Character devices such as NUL (i.e. isatty() returns
True) use the value of the console input and output
codepages at startup, respectively for stdin and
stdout/stderr. This defaults to the system locale
encoding if the process is not initially attached to a
console.
Under all platforms, you can override this value by
setting the PYTHONIOENCODING environment variable before
starting Python. However, for the Windows console, this
only applies when PYTHONLEGACYWINDOWSSTDIO is also set.
|
|||
| msg294061 - (view) | Author: Steve Dower (steve.dower) * ![]() |
Date: 2017-05-20 23:59 | |
Looks great, though I wonder whether the rest of the paragraph after "Character devices such as NUL" would be more confusing than it's worth?
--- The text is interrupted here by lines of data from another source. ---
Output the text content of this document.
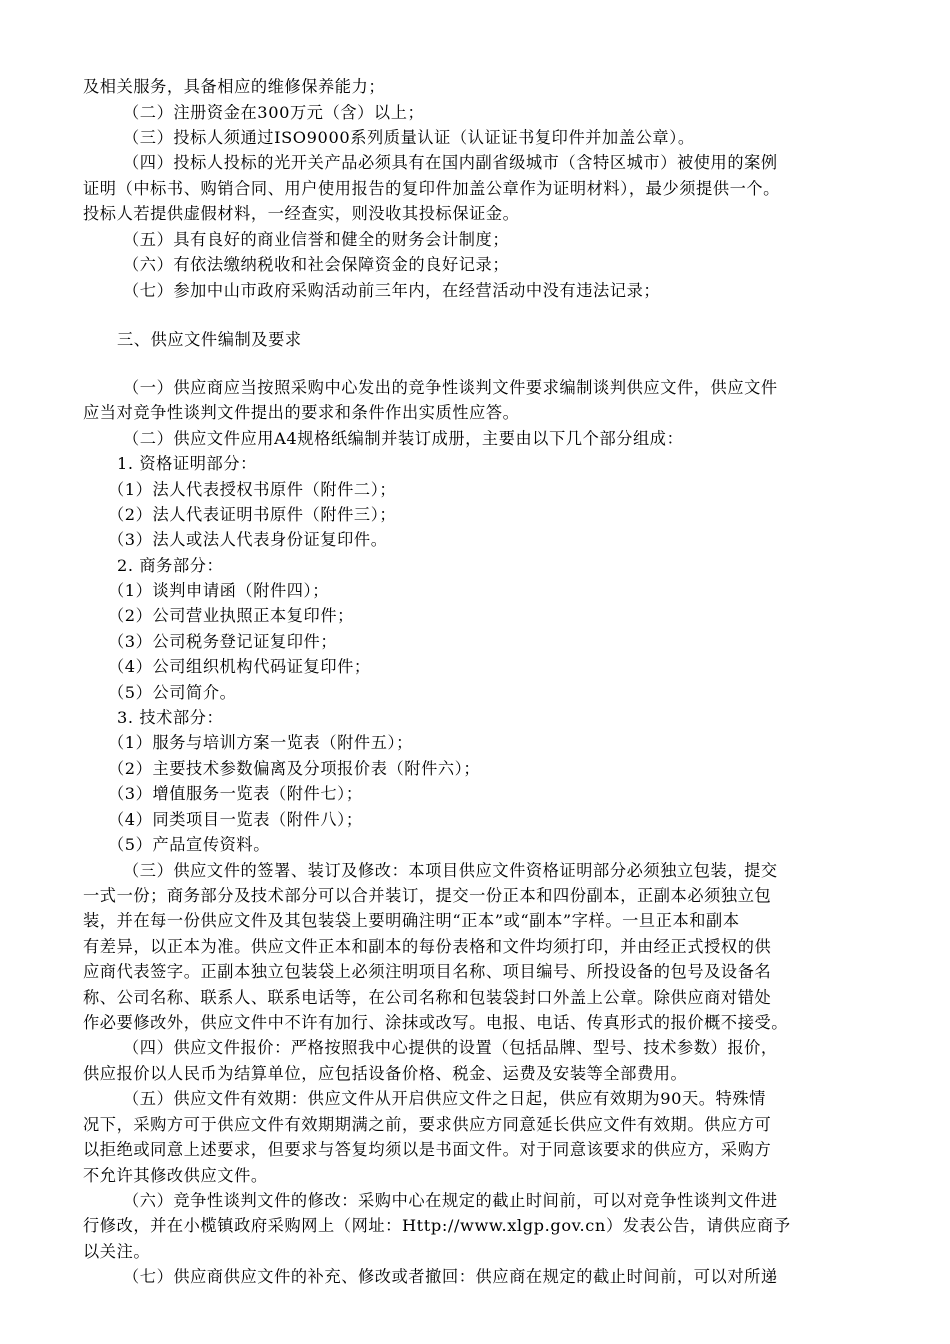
及相关服务，具备相应的维修保养能力；
（二）注册资金在300万元（含）以上；
（三）投标人须通过ISO9000系列质量认证（认证证书复印件并加盖公章）。
（四）投标人投标的光开关产品必须具有在国内副省级城市（含特区城市）被使用的案例
证明（中标书、购销合同、用户使用报告的复印件加盖公章作为证明材料），最少须提供一个。
投标人若提供虚假材料，一经查实，则没收其投标保证金。
（五）具有良好的商业信誉和健全的财务会计制度；
（六）有依法缴纳税收和社会保障资金的良好记录；
（七）参加中山市政府采购活动前三年内，在经营活动中没有违法记录；
三、供应文件编制及要求
（一）供应商应当按照采购中心发出的竞争性谈判文件要求编制谈判供应文件，供应文件
应当对竞争性谈判文件提出的要求和条件作出实质性应答。
（二）供应文件应用A4规格纸编制并装订成册，主要由以下几个部分组成：
1. 资格证明部分：
（1）法人代表授权书原件（附件二）；
（2）法人代表证明书原件（附件三）；
（3）法人或法人代表身份证复印件。
2. 商务部分：
（1）谈判申请函（附件四）；
（2）公司营业执照正本复印件；
（3）公司税务登记证复印件；
（4）公司组织机构代码证复印件；
（5）公司简介。
3. 技术部分：
（1）服务与培训方案一览表（附件五）；
（2）主要技术参数偏离及分项报价表（附件六）；
（3）增值服务一览表（附件七）；
（4）同类项目一览表（附件八）；
（5）产品宣传资料。
（三）供应文件的签署、装订及修改：本项目供应文件资格证明部分必须独立包装，提交
一式一份；商务部分及技术部分可以合并装订，提交一份正本和四份副本，正副本必须独立包
装，并在每一份供应文件及其包装袋上要明确注明“正本”或“副本”字样。一旦正本和副本
有差异，以正本为准。供应文件正本和副本的每份表格和文件均须打印，并由经正式授权的供
应商代表签字。正副本独立包装袋上必须注明项目名称、项目编号、所投设备的包号及设备名
称、公司名称、联系人、联系电话等，在公司名称和包装袋封口外盖上公章。除供应商对错处
作必要修改外，供应文件中不许有加行、涂抹或改写。电报、电话、传真形式的报价概不接受。
（四）供应文件报价：严格按照我中心提供的设置（包括品牌、型号、技术参数）报价，
供应报价以人民币为结算单位，应包括设备价格、税金、运费及安装等全部费用。
（五）供应文件有效期：供应文件从开启供应文件之日起，供应有效期为90天。特殊情
况下，采购方可于供应文件有效期期满之前，要求供应方同意延长供应文件有效期。供应方可
以拒绝或同意上述要求，但要求与答复均须以是书面文件。对于同意该要求的供应方，采购方
不允许其修改供应文件。
（六）竞争性谈判文件的修改：采购中心在规定的截止时间前，可以对竞争性谈判文件进
行修改，并在小榄镇政府采购网上（网址：Http://www.xlgp.gov.cn）发表公告，请供应商予
以关注。
（七）供应商供应文件的补充、修改或者撤回：供应商在规定的截止时间前，可以对所递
Can you create a PR? (And having links to the environment variable docs would be great.) |
|||
| msg294063 - (view) | Author: Eryk Sun (eryksun) * ![]() |
Date: 2017-05-21 00:53 | |
I discussed character devices mostly because of the NUL device. It could be surprising that Python dies on an encoding error when output is redirected to NUL:
C:\>chcp 1252
Active code page: 1252
C:\>python -c "print('\u20ac')" > nul
C:\>chcp 437
Active code page: 437
C:\>python -c "print('\u20ac')" > nul
Traceback (most recent call last):
File "<string>", line 1, in <module>
File "C:\Program Files\Python36\lib\encodings\cp437.py", line 19, in encode
return codecs.charmap_encode(input,self.errors,encoding_map)[0]
UnicodeEncodeError: 'charmap' codec can't encode character '\u20ac' in position 0:
character maps to <undefined>
Unix has a similar problem:
$ LANG=C python3 -c 'print("\u20ac")' > /dev/null
Traceback (most recent call last):
File "<string>", line 1, in <module>
UnicodeEncodeError: 'ascii' codec can't encode character '\u20ac' in position 0:
ordinal not in range(128)
Except /dev/null isn't a TTY. Also, it's rare nowadays for the locale encoding in Unix systems to be something other than UTF-8.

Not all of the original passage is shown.